Harald Christ, deputy chief of the SPD’s economy forum, said Nahles’s decision had put the future of the coalition in serious doubt. “To all those who are happy today: it is a great loss for German politics. Nahles stands for the existence of the GroKo — whose stability is now in question,” he told Bild daily, using the German short-form for grand coalition.

Anxiously watching as the SPD tumbled into disarray, the CDU urged its junior par­tner to stabilise the coalition.

Annegret Kramp-Karre­nbauer, who is party chief of Merkel’s CDU, said she expected the SPD to fill its leadership post “quickly, so that it would not hurt the coalition’s ability to take action.

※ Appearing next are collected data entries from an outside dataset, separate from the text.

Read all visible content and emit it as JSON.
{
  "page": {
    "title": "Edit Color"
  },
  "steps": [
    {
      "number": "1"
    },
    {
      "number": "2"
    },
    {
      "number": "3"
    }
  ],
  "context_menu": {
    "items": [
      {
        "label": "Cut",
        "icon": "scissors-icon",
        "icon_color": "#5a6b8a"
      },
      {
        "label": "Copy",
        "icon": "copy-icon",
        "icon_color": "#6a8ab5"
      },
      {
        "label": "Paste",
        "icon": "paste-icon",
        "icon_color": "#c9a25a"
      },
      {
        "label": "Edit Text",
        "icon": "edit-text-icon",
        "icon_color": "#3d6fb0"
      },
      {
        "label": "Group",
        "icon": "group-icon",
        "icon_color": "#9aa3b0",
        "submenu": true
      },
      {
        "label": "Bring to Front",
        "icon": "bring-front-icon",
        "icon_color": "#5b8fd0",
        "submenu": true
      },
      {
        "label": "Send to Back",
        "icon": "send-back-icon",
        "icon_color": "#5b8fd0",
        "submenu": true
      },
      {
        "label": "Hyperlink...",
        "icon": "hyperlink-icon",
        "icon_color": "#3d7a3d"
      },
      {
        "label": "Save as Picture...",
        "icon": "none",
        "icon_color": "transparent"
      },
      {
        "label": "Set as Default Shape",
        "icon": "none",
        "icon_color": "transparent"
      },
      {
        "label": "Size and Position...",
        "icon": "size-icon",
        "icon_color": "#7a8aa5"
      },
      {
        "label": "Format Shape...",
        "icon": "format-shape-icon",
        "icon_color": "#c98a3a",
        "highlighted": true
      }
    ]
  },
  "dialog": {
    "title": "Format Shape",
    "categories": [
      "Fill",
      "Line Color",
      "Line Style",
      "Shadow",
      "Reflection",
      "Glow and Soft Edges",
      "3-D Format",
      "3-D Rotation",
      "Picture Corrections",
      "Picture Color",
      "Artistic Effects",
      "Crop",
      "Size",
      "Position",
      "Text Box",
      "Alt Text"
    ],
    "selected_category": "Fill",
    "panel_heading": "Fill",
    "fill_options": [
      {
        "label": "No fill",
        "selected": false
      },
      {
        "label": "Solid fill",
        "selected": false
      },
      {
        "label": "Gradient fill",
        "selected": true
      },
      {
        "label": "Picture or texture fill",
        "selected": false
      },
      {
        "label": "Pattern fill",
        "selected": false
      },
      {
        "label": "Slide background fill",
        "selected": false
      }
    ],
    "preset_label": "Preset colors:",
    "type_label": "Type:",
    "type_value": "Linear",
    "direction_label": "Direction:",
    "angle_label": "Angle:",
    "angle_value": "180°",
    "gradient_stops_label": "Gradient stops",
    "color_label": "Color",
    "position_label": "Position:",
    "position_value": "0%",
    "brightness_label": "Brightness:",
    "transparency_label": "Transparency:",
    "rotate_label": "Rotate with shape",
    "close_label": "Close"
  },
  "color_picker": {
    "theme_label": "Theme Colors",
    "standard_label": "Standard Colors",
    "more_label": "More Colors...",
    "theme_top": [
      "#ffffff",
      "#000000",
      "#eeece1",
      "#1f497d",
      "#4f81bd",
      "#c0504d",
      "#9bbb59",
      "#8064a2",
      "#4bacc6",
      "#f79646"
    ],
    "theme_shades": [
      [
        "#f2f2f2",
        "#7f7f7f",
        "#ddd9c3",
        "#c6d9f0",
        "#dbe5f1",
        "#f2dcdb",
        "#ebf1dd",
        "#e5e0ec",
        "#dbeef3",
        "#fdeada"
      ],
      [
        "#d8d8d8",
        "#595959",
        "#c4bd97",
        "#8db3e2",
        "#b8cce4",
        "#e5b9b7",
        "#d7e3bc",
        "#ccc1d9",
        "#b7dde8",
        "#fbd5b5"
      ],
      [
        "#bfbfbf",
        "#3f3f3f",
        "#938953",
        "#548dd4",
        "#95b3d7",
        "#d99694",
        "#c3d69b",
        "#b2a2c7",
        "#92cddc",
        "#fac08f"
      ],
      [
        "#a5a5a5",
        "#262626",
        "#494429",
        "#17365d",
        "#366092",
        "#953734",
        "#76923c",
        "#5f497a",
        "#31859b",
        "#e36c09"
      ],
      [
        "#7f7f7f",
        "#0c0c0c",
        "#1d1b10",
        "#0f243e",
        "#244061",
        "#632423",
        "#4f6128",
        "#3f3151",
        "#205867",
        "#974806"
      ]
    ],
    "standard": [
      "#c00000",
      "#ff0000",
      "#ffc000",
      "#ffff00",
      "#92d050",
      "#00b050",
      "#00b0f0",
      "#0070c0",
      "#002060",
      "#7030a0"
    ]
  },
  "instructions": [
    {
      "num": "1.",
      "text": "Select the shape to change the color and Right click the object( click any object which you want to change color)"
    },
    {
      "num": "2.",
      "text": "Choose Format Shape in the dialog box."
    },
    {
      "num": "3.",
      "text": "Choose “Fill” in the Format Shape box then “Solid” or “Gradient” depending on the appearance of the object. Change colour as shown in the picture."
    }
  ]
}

“For the CDU, this is not the time for reflection on party tactics. We stand by the grand coalition,” said the CDU chief, whose message is expected to be echoed by Merkel when she addresses the press later Sunday.

Nahles’ bombshell came as more bad news for Merkel’s CDU, which was itself scrambling to retain voters, after it too scored a record low in the European elections.

Kramp-Karrenbauer has struggled to put down an online youth revolt against the party, raising questions as to whether she is the best person for Germany’s top job when Merkel leaves the political stage in 2021. But the far-right AfD said the government was already disintegrating.

“Not only is the SPD dissolving, the GroKo too is walking the political stage only as one of the undead,” wrote the co-leader of the AfD’s group in parliament, Alice Weidel, on Twitter. Some newspapers reached similar conclusions.

Bild daily noted that “the SPD is bleeding to death. The GroKo too”. And the Sueddeutsche daily predicted that “the coalition has come to an end.

“The Social Democrats have just defeated the wom­an who with great effort brought the alliance together. What’s the point now then of continuing to torment themselves with this?”

The alliance between Merkel’s Christian Democ­rats and the SPD was fragile from the start. Stung by a election beating in 2017, the SPD had initially sought to go into opposition.

But it was reluctantly coa­xed into renewing a partnership with Merkel, even as ma­ny within the party rema­ined wary of continuing to govern in her shadow.